Raiders of the lost tart: Salvation tweets

Anthropologist Laura Agustin has been a naggingly exact critic of Kristof’s for a long time, pointing out not just his errors of fact but the sheer trivializing vulgarity of his stunts, like live-tweeting a raid on a brothel. On the same day as Kristof’s latest column, she published a piece in Counterpunch, “The Soft Side of Imperialism.”  She draws the connections between the Sex Rescuers and other forms of a corrupted humanitarianism that justifies forcible interventions in the name of voiceless “victims.”

Welcome to the Rescue Industry, where characters like Kristof get a free pass to act out fun imperialist interventions masked as humanitarianism. No longer claiming openly to carry the White Man’s Burden, rescuers nonetheless embrace the spectacle of themselves rushing in to save victims, whether from famine, flood or the wrong kind of sex. …

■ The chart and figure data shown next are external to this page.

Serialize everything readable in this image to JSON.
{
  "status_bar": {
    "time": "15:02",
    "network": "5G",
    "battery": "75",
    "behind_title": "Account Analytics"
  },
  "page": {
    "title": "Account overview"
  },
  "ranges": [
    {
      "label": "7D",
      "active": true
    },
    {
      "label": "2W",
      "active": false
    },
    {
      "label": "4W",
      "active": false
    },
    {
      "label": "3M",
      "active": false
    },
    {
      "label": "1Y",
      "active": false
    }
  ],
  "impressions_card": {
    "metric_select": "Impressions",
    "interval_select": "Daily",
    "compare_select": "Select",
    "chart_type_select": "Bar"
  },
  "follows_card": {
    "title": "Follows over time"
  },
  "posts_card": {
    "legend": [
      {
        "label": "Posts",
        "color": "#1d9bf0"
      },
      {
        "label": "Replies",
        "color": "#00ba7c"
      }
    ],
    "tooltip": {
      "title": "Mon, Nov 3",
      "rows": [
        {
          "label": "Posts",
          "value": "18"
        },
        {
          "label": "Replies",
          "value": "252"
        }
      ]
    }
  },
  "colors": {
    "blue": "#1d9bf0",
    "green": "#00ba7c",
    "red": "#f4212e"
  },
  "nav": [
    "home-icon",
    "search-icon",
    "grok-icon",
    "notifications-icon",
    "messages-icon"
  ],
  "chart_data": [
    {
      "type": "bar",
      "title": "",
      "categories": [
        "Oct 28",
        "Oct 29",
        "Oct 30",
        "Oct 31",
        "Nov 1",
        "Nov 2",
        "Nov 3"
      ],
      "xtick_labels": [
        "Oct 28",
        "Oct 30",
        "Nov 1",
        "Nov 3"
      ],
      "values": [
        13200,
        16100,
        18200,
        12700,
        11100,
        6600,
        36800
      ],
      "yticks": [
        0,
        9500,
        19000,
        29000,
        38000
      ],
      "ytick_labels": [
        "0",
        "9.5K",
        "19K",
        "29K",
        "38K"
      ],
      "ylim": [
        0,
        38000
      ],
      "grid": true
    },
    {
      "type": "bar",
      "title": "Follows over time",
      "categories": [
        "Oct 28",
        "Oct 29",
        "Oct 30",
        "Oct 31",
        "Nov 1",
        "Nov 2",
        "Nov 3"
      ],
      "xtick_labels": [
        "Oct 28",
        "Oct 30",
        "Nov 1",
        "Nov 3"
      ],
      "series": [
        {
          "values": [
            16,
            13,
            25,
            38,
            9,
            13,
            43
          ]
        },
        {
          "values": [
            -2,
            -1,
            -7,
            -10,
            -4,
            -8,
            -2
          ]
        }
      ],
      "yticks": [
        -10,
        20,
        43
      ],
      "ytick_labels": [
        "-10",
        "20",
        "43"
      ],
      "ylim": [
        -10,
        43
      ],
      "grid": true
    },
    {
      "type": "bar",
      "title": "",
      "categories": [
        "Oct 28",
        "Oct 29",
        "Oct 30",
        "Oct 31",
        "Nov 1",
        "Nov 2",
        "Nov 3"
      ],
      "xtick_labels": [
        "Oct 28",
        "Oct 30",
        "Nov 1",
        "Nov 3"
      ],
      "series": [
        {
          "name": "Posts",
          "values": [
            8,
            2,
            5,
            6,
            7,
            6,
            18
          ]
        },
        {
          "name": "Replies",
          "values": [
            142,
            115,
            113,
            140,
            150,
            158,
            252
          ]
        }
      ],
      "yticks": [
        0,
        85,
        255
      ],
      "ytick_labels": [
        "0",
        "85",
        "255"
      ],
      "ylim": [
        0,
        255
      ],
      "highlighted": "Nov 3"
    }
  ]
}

The Rescue Industry that has grown up in the past decade around US policy on human trafficking shows how imperialism can work in softer, more palatable ways than military intervention. Relying on a belief in social evolution, development and modernization as objective truths, contemporary rescuers, like John Stuart Mill 150 years ago, consider themselves free, self-governing individuals born in the most civilized lands and therefore entitled to rule people in more backward ones. … Here begins colonialism, the day-to-day imposition of value systems from outside, the permanent maintenance of the upper hand. Here is where the Rescue Industry finds its niche; here is where Kristof ingenuously refers to “changing culture”, smugly certain that his own is superior. …

With justification firmly in place, the US Rescue Industry imposes itself on the rest of the world through policies against prostitution, on the one hand, and against trafficking, on the other. In their book Half the Sky, Kristof and co-author Sheryl WuDunn liken the emancipation of women to the abolition of slavery, but his own actions –brothel raids, a game teaching players to protect village women – reflect only paternalism.

What can I say? Read Agustin’s article. This is one of the central problems — curses — of the whole human rights field. Human Rights Watch used to proclaim itself a “voice for the voiceless”; I think it’s stopped, but the both the mentality and the language (which was used in Kristof’s citation for a Pulitzer Prize) persist in innumerable places. The truly victimized still have voices. They need to be listened to, not ventriloquized. The Rescue Industry only reveals the inflation of ego and the ignorance of history that infect the practice of human rights, at their most rhetorically weighted, their most emotionally addictive.